Créée à Malte en 2015, sous la direction musicale de Philip Walsh, cette joyeuse production du chef d’œuvre de Donizetti par Denise Mulholland, correspondait idéalement à ce que Belle-Île souhaitait présenter à la salle Arletty pour cette saison inscrite sous le signe de l’amour. Metteur-en-scène d’origine écossaise et chanteuse, formée à Londres, détentrice de nombreuses récompenses et riche d’une carrière internationale, Denise Mulholland est actuellement directrice du Théâtre national de la Jeunesse à Malte. Avec elle, le livret de Felice Romani inspiré de celui d’Eugène Scribe pour Le Philtre d’Aubert prend un sacré coup de jeune. On saute du XIXe siècle aux années 1950, en plein boom économique et on quitte la campagne pour une villégiature de rêve sur la côte amalfitaine. Cela n’est pas sans conséquences sur l’impact des personnages et sur leur relations. La propriétaire d’une pension au bord de la mer (Adina) ne se conduit pas exactement comme une fermière. Un ancien escroc du marché noir (Dulcamara) n’agit pas tout à fait comme un camelot de village. Un bel officier de marine arrogant (Belcore) n’a pas la même force comique qu’un sergent entreprenant. Avec la bousculade d’une folle jeunesse entourant Giannetta devenue femme de chambre, la séance de lecture de Tristan et Iseult par Adina et les apparitions hilarantes de Belcore et de Dulcamara ont une portée moindre. En revanche, où qu’il se trouve et quoi qu’il fasse, le personnage de Nemorino demeure exclusivement habité par sa passion amoureuse.

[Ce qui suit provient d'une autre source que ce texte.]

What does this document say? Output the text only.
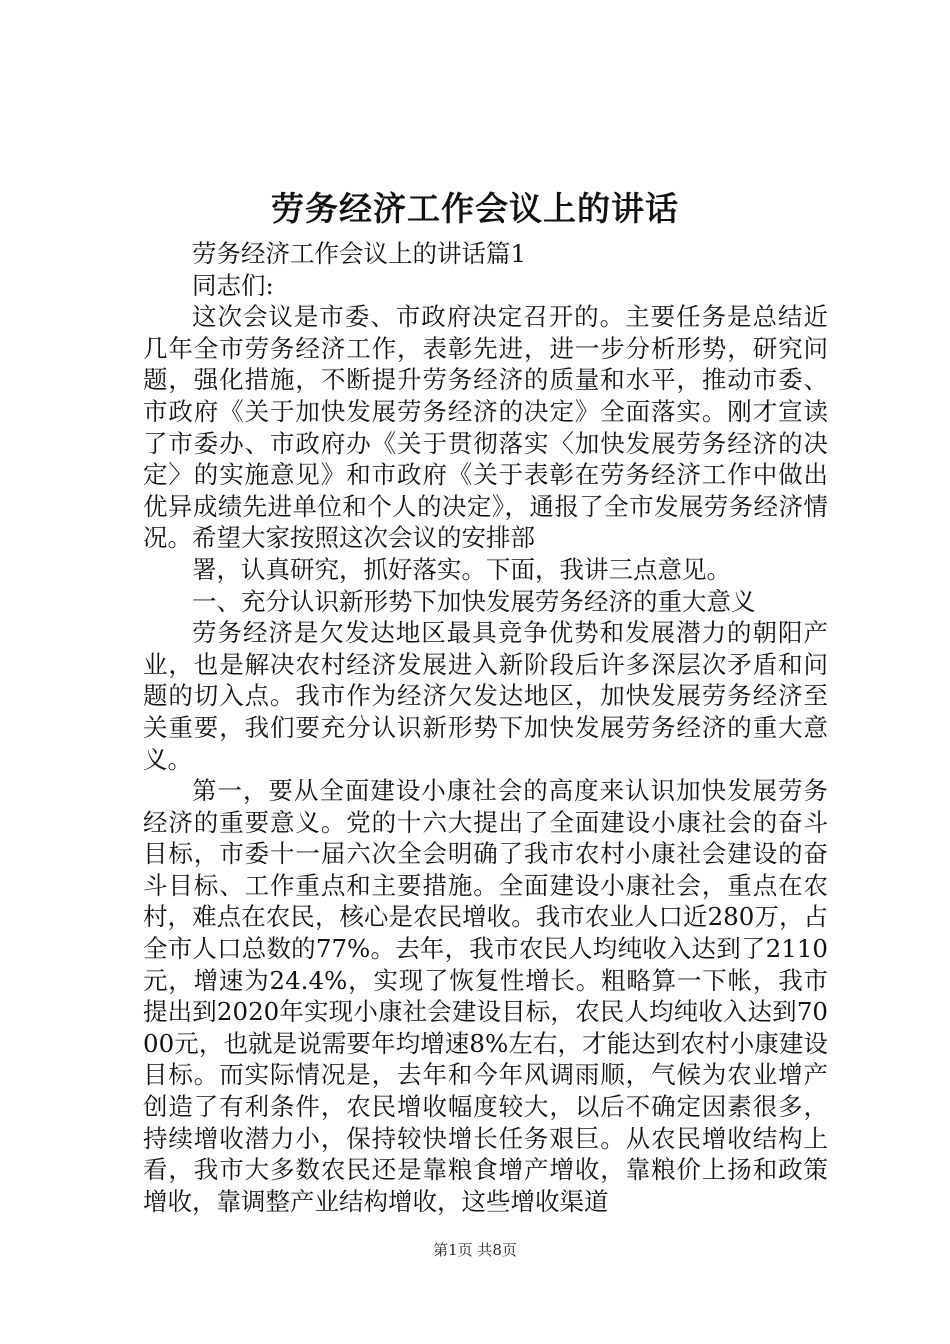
劳务经济工作会议上的讲话

劳务经济工作会议上的讲话篇1

同志们:

这次会议是市委、市政府决定召开的。主要任务是总结近几年全市劳务经济工作，表彰先进，进一步分析形势，研究问题，强化措施，不断提升劳务经济的质量和水平，推动市委、市政府《关于加快发展劳务经济的决定》全面落实。刚才宣读了市委办、市政府办《关于贯彻落实〈加快发展劳务经济的决定〉的实施意见》和市政府《关于表彰在劳务经济工作中做出优异成绩先进单位和个人的决定》，通报了全市发展劳务经济情况。希望大家按照这次会议的安排部

署，认真研究，抓好落实。下面，我讲三点意见。

一、充分认识新形势下加快发展劳务经济的重大意义

劳务经济是欠发达地区最具竞争优势和发展潜力的朝阳产业，也是解决农村经济发展进入新阶段后许多深层次矛盾和问题的切入点。我市作为经济欠发达地区，加快发展劳务经济至关重要，我们要充分认识新形势下加快发展劳务经济的重大意义。

第一，要从全面建设小康社会的高度来认识加快发展劳务经济的重要意义。党的十六大提出了全面建设小康社会的奋斗目标，市委十一届六次全会明确了我市农村小康社会建设的奋斗目标、工作重点和主要措施。全面建设小康社会，重点在农村，难点在农民，核心是农民增收。我市农业人口近280万，占全市人口总数的77%。去年，我市农民人均纯收入达到了2110元，增速为24.4%，实现了恢复性增长。粗略算一下帐，我市提出到2020年实现小康社会建设目标，农民人均纯收入达到7000元，也就是说需要年均增速8%左右，才能达到农村小康建设目标。而实际情况是，去年和今年风调雨顺，气候为农业增产创造了有利条件，农民增收幅度较大，以后不确定因素很多，持续增收潜力小，保持较快增长任务艰巨。从农民增收结构上看，我市大多数农民还是靠粮食增产增收，靠粮价上扬和政策增收，靠调整产业结构增收，这些增收渠道

第1页 共8页
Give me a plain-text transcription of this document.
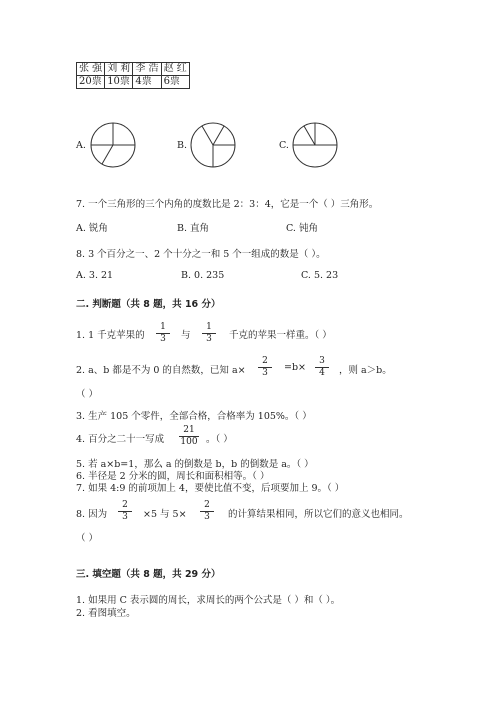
张 强	刘 莉	李 浩	赵 红
20票	10票	4票	6票
A.	B.	C.
7. 一个三角形的三个内角的度数比是 2：3：4，它是一个（ ）三角形。
A. 锐角	B. 直角	C. 钝角
8. 3 个百分之一、2 个十分之一和 5 个一组成的数是（ ）。
A. 3. 21	B. 0. 235	C. 5. 23
二. 判断题（共 8 题，共 16 分）
1. 1 千克苹果的 $\frac{1}{3}$ 与 $\frac{1}{3}$ 千克的苹果一样重。（ ）
2. a、b 都是不为 0 的自然数，已知 $a\times \frac{2}{3} =b\times \frac{3}{4}$ ，则 a＞b。
（ ）
3. 生产 105 个零件，全部合格，合格率为 105%。（ ）
4. 百分之二十一写成 $\frac{21}{100}$ 。（ ）
5. 若 a×b=1，那么 a 的倒数是 b，b 的倒数是 a。（ ）
6. 半径是 2 分米的圆，周长和面积相等。（ ）
7. 如果 4:9 的前项加上 4，要使比值不变，后项要加上 9。（ ）
8. 因为 $\frac{2}{3} \times 5$ 与 $5\times \frac{2}{3}$ 的计算结果相同，所以它们的意义也相同。
（ ）
三. 填空题（共 8 题，共 29 分）
1. 如果用 C 表示圆的周长，求周长的两个公式是（ ）和（ ）。
2. 看图填空。
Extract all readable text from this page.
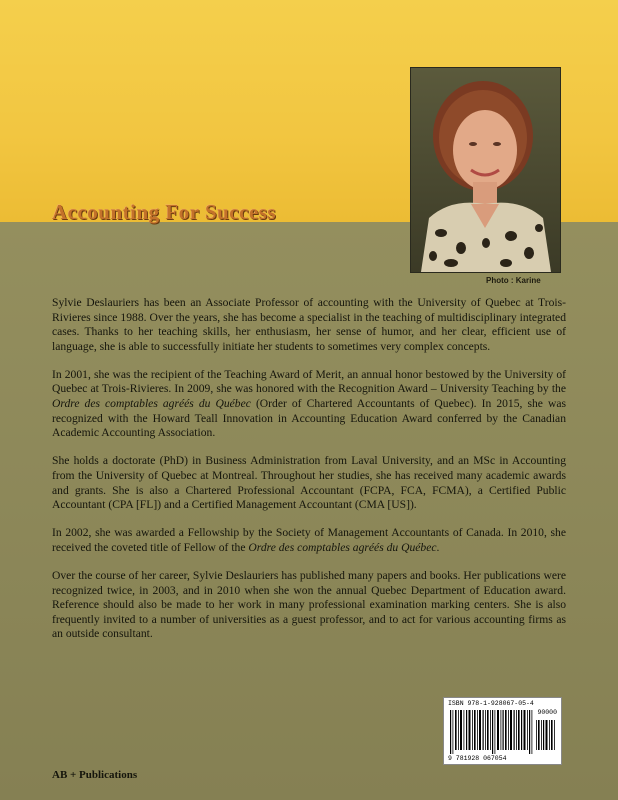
Photo : Karine
Accounting For Success

Sylvie Deslauriers has been an Associate Professor of accounting with the University of Quebec at Trois-Rivieres since 1988. Over the years, she has become a specialist in the teaching of multidisciplinary integrated cases. Thanks to her teaching skills, her enthusiasm, her sense of humor, and her clear, efficient use of language, she is able to successfully initiate her students to sometimes very complex concepts.

In 2001, she was the recipient of the Teaching Award of Merit, an annual honor bestowed by the University of Quebec at Trois-Rivieres. In 2009, she was honored with the Recognition Award – University Teaching by the Ordre des comptables agréés du Québec (Order of Chartered Accountants of Quebec). In 2015, she was recognized with the Howard Teall Innovation in Accounting Education Award conferred by the Canadian Academic Accounting Association.

She holds a doctorate (PhD) in Business Administration from Laval University, and an MSc in Accounting from the University of Quebec at Montreal. Throughout her studies, she has received many academic awards and grants. She is also a Chartered Professional Accountant (FCPA, FCA, FCMA), a Certified Public Accountant (CPA [FL]) and a Certified Management Accountant (CMA [US]).

In 2002, she was awarded a Fellowship by the Society of Management Accountants of Canada. In 2010, she received the coveted title of Fellow of the Ordre des comptables agréés du Québec.

Over the course of her career, Sylvie Deslauriers has published many papers and books. Her publications were recognized twice, in 2003, and in 2010 when she won the annual Quebec Department of Education award. Reference should also be made to her work in many professional examination marking centers. She is also frequently invited to a number of universities as a guest professor, and to act for various accounting firms as an outside consultant.

ISBN 978-1-928067-05-4
90000
9 781928 067054
AB + Publications
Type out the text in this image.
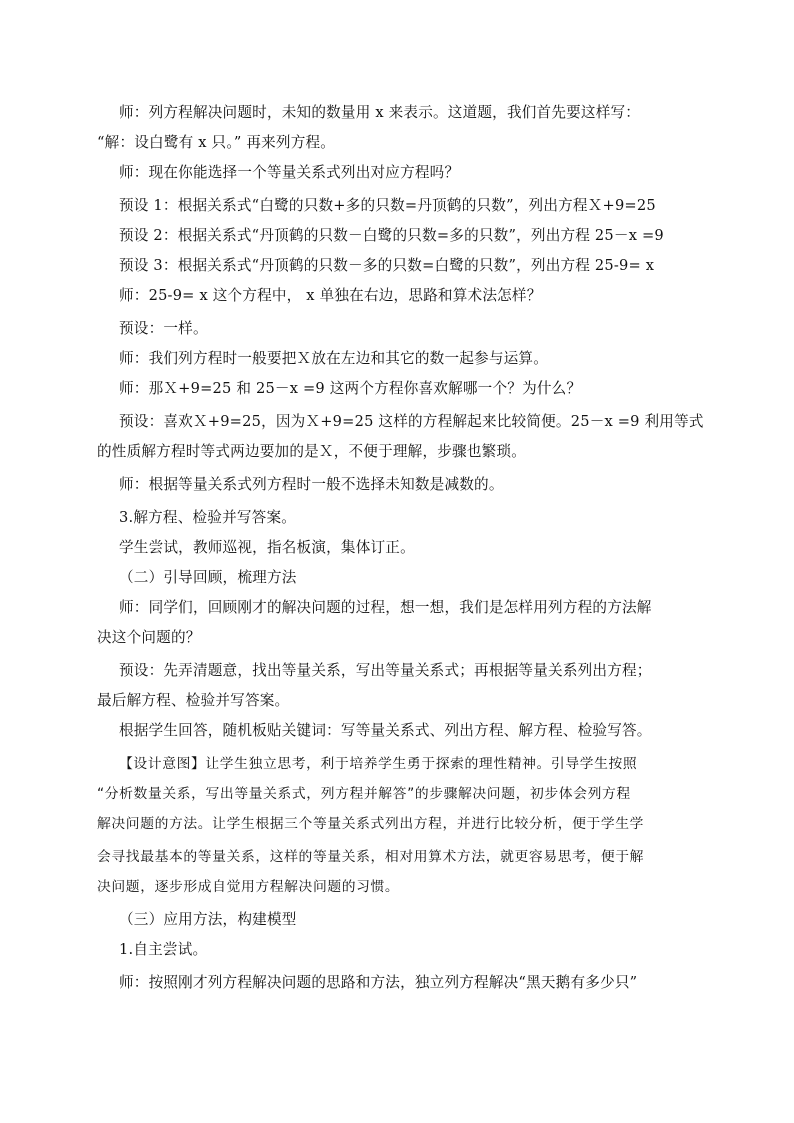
师：列方程解决问题时，未知的数量用 x 来表示。这道题，我们首先要这样写：
“解：设白鹭有 x 只。” 再来列方程。
师：现在你能选择一个等量关系式列出对应方程吗？
预设 1：根据关系式“白鹭的只数+多的只数=丹顶鹤的只数”，列出方程Ｘ+9=25
预设 2：根据关系式“丹顶鹤的只数－白鹭的只数=多的只数”，列出方程 25－x =9
预设 3：根据关系式“丹顶鹤的只数－多的只数=白鹭的只数”，列出方程 25-9= x
师：25-9= x 这个方程中， x 单独在右边，思路和算术法怎样？
预设：一样。
师：我们列方程时一般要把Ｘ放在左边和其它的数一起参与运算。
师：那Ｘ+9=25 和 25－x =9 这两个方程你喜欢解哪一个？为什么？
预设：喜欢Ｘ+9=25，因为Ｘ+9=25 这样的方程解起来比较简便。25－x =9 利用等式
的性质解方程时等式两边要加的是Ｘ，不便于理解，步骤也繁琐。
师：根据等量关系式列方程时一般不选择未知数是减数的。
3.解方程、检验并写答案。
学生尝试，教师巡视，指名板演，集体订正。
（二）引导回顾，梳理方法
师：同学们，回顾刚才的解决问题的过程，想一想，我们是怎样用列方程的方法解
决这个问题的？
预设：先弄清题意，找出等量关系，写出等量关系式；再根据等量关系列出方程；
最后解方程、检验并写答案。
根据学生回答，随机板贴关键词：写等量关系式、列出方程、解方程、检验写答。
【设计意图】让学生独立思考，利于培养学生勇于探索的理性精神。引导学生按照
“分析数量关系，写出等量关系式，列方程并解答”的步骤解决问题，初步体会列方程
解决问题的方法。让学生根据三个等量关系式列出方程，并进行比较分析，便于学生学
会寻找最基本的等量关系，这样的等量关系，相对用算术方法，就更容易思考，便于解
决问题，逐步形成自觉用方程解决问题的习惯。
（三）应用方法，构建模型
1.自主尝试。
师：按照刚才列方程解决问题的思路和方法，独立列方程解决“黑天鹅有多少只”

Depuis l’ouverture gazouillante et dansante, la musique avec son alternance de gaité et de mélancolie, ses chœurs guillerets, ses morceaux de bravoure, ses duos et ses cavatines conserve tout son charme. Donizetti a parfaitement réussi la synthèse entre l’opéra buffa italien et l’opéra comique français. Finement mais fermement conduit par Philip Walsh, le petit orchestre est éblouissant. Notons qu’au deuxième acte quelques effets scéniques surprenants réglés au cordeau et bien en phase avec la musique font mouche.
Si les Jeunes artistes du festival s’en donnent à cœur joie sous la houlette de Lauren Urqhart (Giannetta), la jeune soprano Adéline Le Mer tire timidement son épingle du jeu dans le rôle d’Adina. Elle ne manque ni d’élégance ni de qualités vocales mais il faut attendre son dernier air « Prendi, per mi sei libero » pour qu’elle dévoile son potentiel. Le Belcore du baryton américain Jonathan Meyer, confirme ses qualités déjà appréciées dans Cosi fan tutte l’an dernier : prestance, projection, articulation. Quant au baryton italien, Emilio Marcussi, il démontre ici sa familiarité avec le style rossinien acquis notamment à l’Académie de Pesaro. Il possède la faconde et la technique du chant syllabique nécessaires pour camper un solide Dulcamara aussi bien dans sa cavatine « Udite, udite » que dans la barcarolle avec Adina « Io son ricco e tu sei bella ». Reste à dire combien nous avons apprécié le ténor américain Tyler Nelson. Velouté du timbre, puissance, phrasé impeccable… et surtout, engagement dramatique de chaque instant. Depuis son air d’entrée « Quanto è bella, quanto è cara » jusqu’à la fameuse romance « Una furtiva lagrima », sans le moindre cabotinage, Nelson se montre exceptionnel dans ce rôle qui lui va vraiment comme un gant. Les applaudissements enthousiastes qu’il reçoit à la fin du spectacle démontrent que le public en est conscient.